= Mattabesset =

Mattabesset was a region and settlement once occupied by the Wangunk, a historical Native American tribe, along the Connecticut River. The Mattabesset River reaches the Connecticut River near Middletown, Connecticut. European settler colonists established Middletown on the part of the region on the west side of the river, and a succession of settlements on the east side of the river, including Chatham and Middle Haddam, became East Hampton, Connecticut.

==Name==
Romanizations vary widely, including Mattabesec, Mattabeseck, Mattabessett, Mattabesset, and Mattabéeset. However, it is widely known to be pronounced “Matta-bess-ic” despite usually being spelled “mattabesset”

==History==
This region was occupied by Wangunk, an Algonquian language-speaking Indigenous people of the Northeastern Woodlands. Dutch colonizers initially visited the region in 1614. At the time of English incursions into the area, the local sachem, or Native political leader, was Sowheag, also known as Sequin. After conflict with settlers, he moved from the village of Pyquaug, later known as Weathersfield, Connecticut, to Mattabesett.

Nineteenth-century historian John Warner Barber wrote:

The lands in this township were obtained from the Indians in connection with the lands in Middletown.

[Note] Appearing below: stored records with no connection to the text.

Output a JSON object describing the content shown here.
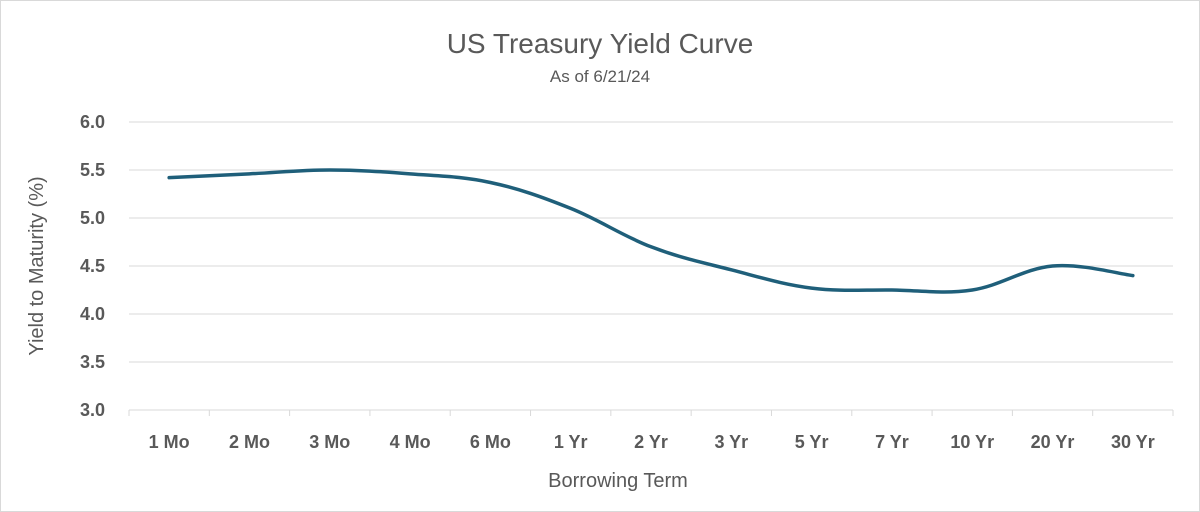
{
  "chart_data": {
    "type": "line",
    "title": "US Treasury Yield Curve",
    "subtitle": "As of 6/21/24",
    "xlabel": "Borrowing Term",
    "ylabel": "Yield to Maturity (%)",
    "categories": [
      "1 Mo",
      "2 Mo",
      "3 Mo",
      "4 Mo",
      "6 Mo",
      "1 Yr",
      "2 Yr",
      "3 Yr",
      "5 Yr",
      "7 Yr",
      "10 Yr",
      "20 Yr",
      "30 Yr"
    ],
    "series": [
      {
        "values": [
          5.42,
          5.46,
          5.5,
          5.46,
          5.37,
          5.1,
          4.7,
          4.46,
          4.27,
          4.25,
          4.25,
          4.5,
          4.4
        ]
      }
    ],
    "ylim": [
      3.0,
      6.0
    ],
    "yticks": [
      "3.0",
      "3.5",
      "4.0",
      "4.5",
      "5.0",
      "5.5",
      "6.0"
    ],
    "grid": true,
    "legend": "none",
    "colors": {
      "line": "#1f5f7a",
      "grid": "#d9d9d9",
      "text": "#595959"
    }
  }
}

But a reservation, laid out partly at Indian hill, and partly a little east of the Chatham meeting house, was held by them till about 1767; when, having dwindled to small number, they sold their right, and united with the Farmington Indians. These Indians have been sometimes called Wongonks or Wongoms, but the reservation was for the heirs of the Sowheag and Mattabessett Indians, and they were doubtless of the same tribe with the Indians on the west side of the river. A little clan inhabited, or frequented, the region about Pocotopogue pond, and had a place of rendezvous on the principal island which that encloses. These were also, probably, a part of the Mattabessett Indians.

In 1650, the General Court of Connecticut sent researchers to the Mattabesett region, who concluded that Middletown and Chatham could support 15 families. Sowheag apparently had ceded some of the land to Governor John Haynes.

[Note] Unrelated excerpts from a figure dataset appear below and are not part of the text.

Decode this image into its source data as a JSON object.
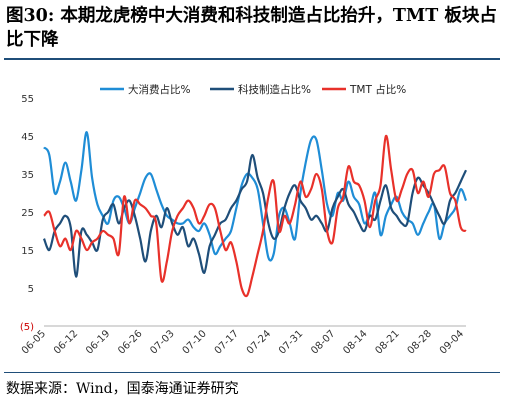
{
  "figure": {
    "title_number": "图30:",
    "title_text": "本期龙虎榜中大消费和科技制造占比抬升，TMT 板块占比下降",
    "source": "数据来源：Wind，国泰海通证券研究"
  },
  "colors": {
    "consumer": "#1f8dd6",
    "tech": "#1f4e79",
    "tmt": "#e8312a",
    "negative_label": "#cc0000"
  },
  "chart_data": {
    "type": "line",
    "title": "",
    "xlabel": "",
    "ylabel": "",
    "ylim": [
      -5,
      55
    ],
    "yticks": [
      -5,
      5,
      15,
      25,
      35,
      45,
      55
    ],
    "ytick_labels": [
      "(5)",
      "5",
      "15",
      "25",
      "35",
      "45",
      "55"
    ],
    "x_tick_labels": [
      "06-05",
      "06-12",
      "06-19",
      "06-26",
      "07-03",
      "07-10",
      "07-17",
      "07-24",
      "07-31",
      "08-07",
      "08-14",
      "08-21",
      "08-28",
      "09-04"
    ],
    "legend_position": "top",
    "grid": false,
    "series": [
      {
        "name": "大消费占比%",
        "color": "#1f8dd6",
        "values": [
          42,
          40,
          30,
          33,
          38,
          33,
          28,
          36,
          46,
          34,
          27,
          24,
          22,
          28,
          29,
          26,
          22,
          26,
          30,
          34,
          35,
          31,
          27,
          24,
          23,
          22,
          22,
          23,
          21,
          20,
          22,
          19,
          14,
          16,
          18,
          20,
          26,
          32,
          35,
          34,
          31,
          22,
          13,
          14,
          24,
          26,
          22,
          18,
          30,
          38,
          44,
          44,
          36,
          27,
          24,
          30,
          28,
          33,
          29,
          27,
          22,
          25,
          30,
          19,
          24,
          27,
          29,
          25,
          23,
          22,
          19,
          22,
          25,
          27,
          18,
          22,
          24,
          26,
          31,
          28
        ]
      },
      {
        "name": "科技制造占比%",
        "color": "#1f4e79",
        "values": [
          18,
          15,
          20,
          22,
          24,
          21,
          8,
          20,
          19,
          17,
          15,
          23,
          25,
          27,
          22,
          26,
          28,
          24,
          18,
          12,
          20,
          24,
          21,
          26,
          22,
          19,
          21,
          16,
          18,
          14,
          9,
          16,
          19,
          22,
          23,
          26,
          28,
          31,
          33,
          40,
          34,
          30,
          22,
          18,
          20,
          26,
          30,
          32,
          28,
          26,
          23,
          24,
          22,
          20,
          26,
          29,
          31,
          27,
          25,
          22,
          20,
          24,
          23,
          28,
          32,
          26,
          24,
          22,
          22,
          30,
          34,
          32,
          30,
          27,
          24,
          22,
          28,
          30,
          33,
          36
        ]
      },
      {
        "name": "TMT 占比%",
        "color": "#e8312a",
        "values": [
          24,
          25,
          20,
          16,
          18,
          15,
          20,
          18,
          15,
          17,
          18,
          20,
          19,
          18,
          14,
          29,
          22,
          28,
          27,
          26,
          24,
          22,
          7,
          12,
          20,
          24,
          26,
          28,
          26,
          22,
          24,
          27,
          26,
          20,
          15,
          17,
          12,
          5,
          3,
          8,
          14,
          20,
          29,
          33,
          20,
          24,
          22,
          27,
          33,
          29,
          31,
          35,
          31,
          20,
          17,
          26,
          29,
          37,
          33,
          32,
          28,
          21,
          28,
          32,
          45,
          36,
          28,
          31,
          35,
          36,
          30,
          33,
          29,
          35,
          36,
          37,
          30,
          28,
          21,
          20
        ]
      }
    ]
  }
}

Connecticut established three reservations for the Wangunk people in Middletown and Chatham. The Wangunk occupied one in the Newfield neighborhood of Middletown through 1713. In Chatham, one was established for a man named Sawsean and his descendants. The third, 300 acres, was established for Sowheag, the sachem of Mattabesett, and the Native peoples of Mattabesett. In a 1761 survey of Indigenous peoples in Connecticut, local Native peoples still resided at "Mattabéeset (at Wongunck, opposite Middletown)."

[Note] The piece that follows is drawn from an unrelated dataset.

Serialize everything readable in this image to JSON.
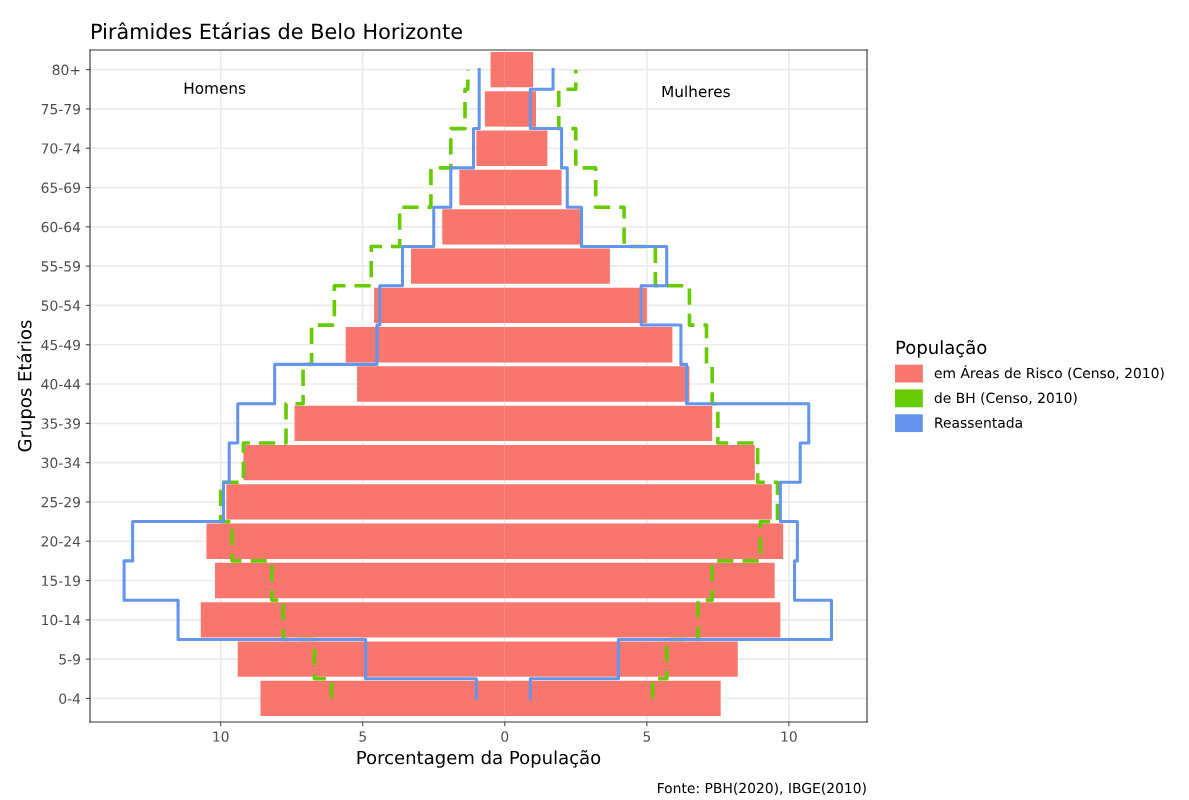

Archaeologist Bert Salwen writes, "Names like Nipmuck, Pocumtuck, and Mattabesec sometimes appear in the literature as designations for large 'tribes' or 'confederacies' (Speck 1928a: pl. 20; Swanton 1952), but this usage does not seem to fit the seventeenth-century situation. At best, some of these names may reflect linguistic or cultural homogeneity, but the scarcity of evidence makes even linguistic identification difficult in most cases (Day 1962, 1969)." Both Salwen and Ives Goddard contest the idea of a "great Delaware-speaking Wappinger-Mattabesec confederacy stretching from the Hudson to the Connecticut" rivers.